Methodology for the monthly precipitation, surface water, and groundwater maps

Introduction

The goal of the freshwater maps is to visually provide a representative monthly wetness or dryness generalisation over large areas in Canterbury. For the surface water and precipitation maps, these areas represent the different hydrologic landscapes according to differences in elevation and latitude. The groundwater maps were meant to be representative for the CWMS zones.

The monthly generalisation is meant to be categorical rather than numerical. The development of the statistics and the associated maps followed this goal. The mapping model was built in Python and mapped using the open source interactive python plotting library called Bokeh.

Surface water and precipitation

The sites selection for the surface water and precipitation was based on sites having at least 10 years of data ending in the beginning of 2017 and, in the case of surface water sites, their overall contribution to the mapping areas. Since surface water sites aggregate the surface water flow from their entire upstream catchment, only one site from one particular river was generally used to ensure there was no overlapping contributing areas. This is different from the precipitation and groundwater sites as those are discrete datasets without massive contributing areas.

The site selection for the surface water and precipitation sites are a fixed input to the model. This should likely stay this way for surface water sites due to the complexity in the selection, but precipitation sites could be automatically updated within the model in the future similar to the site selection for groundwater sites.

First, all of the quality controlled data was extracted from Hydstra and monthly aggregates were calculated. As the statistics are meant to represent the overall monthly dryness or wetness, the monthly median was used for the flow data to ensure that flooding events would not bias the statistic (i.e. compared to mean or sum). The monthly sum was used for precipitation. The sites were then grouped by month and order rankings were calculated for the entire dataset.

For the map statistics, the last six months of telemetered data was extracted from HydroTel to ensure that the most up-to-date data is always available at the time of the map creation. Again, the sites were aggregated and grouped by month. The telemetered monthly values for each site were then ranked within the earlier quality controlled data to determine its percentile.

Once all of the percentiles for the past six months are calculated for all sites, the site percentiles were aggregated to the larger hydrologic areas. The aggregation procedure was different for surface water sites and precipitation sites. All precipitation sites were given equal weight for each area, so consequently a simple mean of all monthly site values were used.
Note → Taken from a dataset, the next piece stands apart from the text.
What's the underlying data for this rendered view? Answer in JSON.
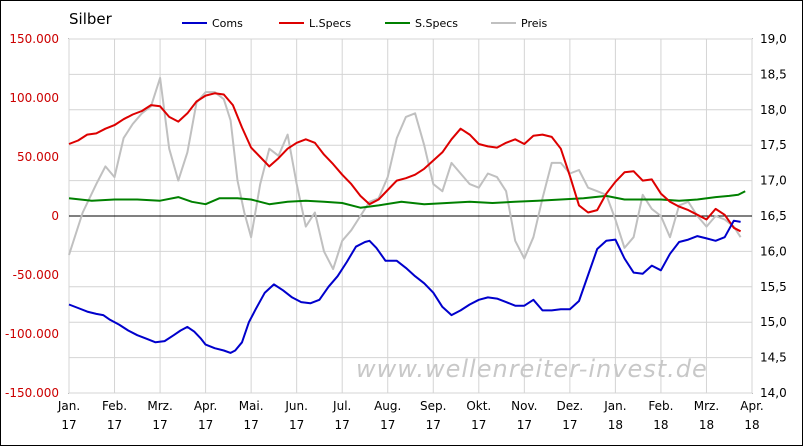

As flow measured at a particular point along a river represents everything up gradient of that site, each flow value within the larger hydrologic area was weighted by its catchment size.

Once the monthly site values are aggregated to each hydrologic area, a categorical index is applied. 0-10%tile: very low, 10-25%tile: below average, 25-75%tile: average, 75-90%tile: above average, 90-100%tile: very high. These categories are identical to maps created by the USGS in their Active Groundwater Level Network.

The mapping process is performed using the open source interactive python plotting library called Bokeh. The previous six months of the categories are presented on the map.

Groundwater

Most of the procedures for the groundwater map is similar to the surface water and precipitation map, but there are some key differences.

The areas used for the map presentation (and aggregation) for groundwater are the Canterbury Water Management Strategy (CWMS) zones as opposed to the larger hydrologic areas for surface water and precipitation.

The site selection for surface water and precipitation was performed once and is a fixed input to the mapping model, while the groundwater mapping makes the site selection every time the model is run. For the CWMS zones other than the Upper Waitaki, the criteria is that there is at least 10 years of data. Due to a necessity of including the Upper Waitaki even though no well meets the criteria of having at least 10 years of data, the year limit was lowered to 5 years.

The only data that was utilised for the groundwater mapping was the monthly manual water level measurements. This was done to increase the number of available wells for the mapping as compared to the wells with continuous data. All values up to the previous month were extracted. As the monthly sampling is performed at various times of the month and may even occasionally occur twice or not at all in a month, a linear interpolation was performed for all sites and the monthly median was taken to provide a more consistent and comparable dataset between sites.

The percentiles for the all sites for the entire dataset were calculated and, as with the surface water and precipitation mapping, the previous six months of percentiles were aggregated to the CWMS zones. The categories were then calculated according to the above and plotted using Bokeh.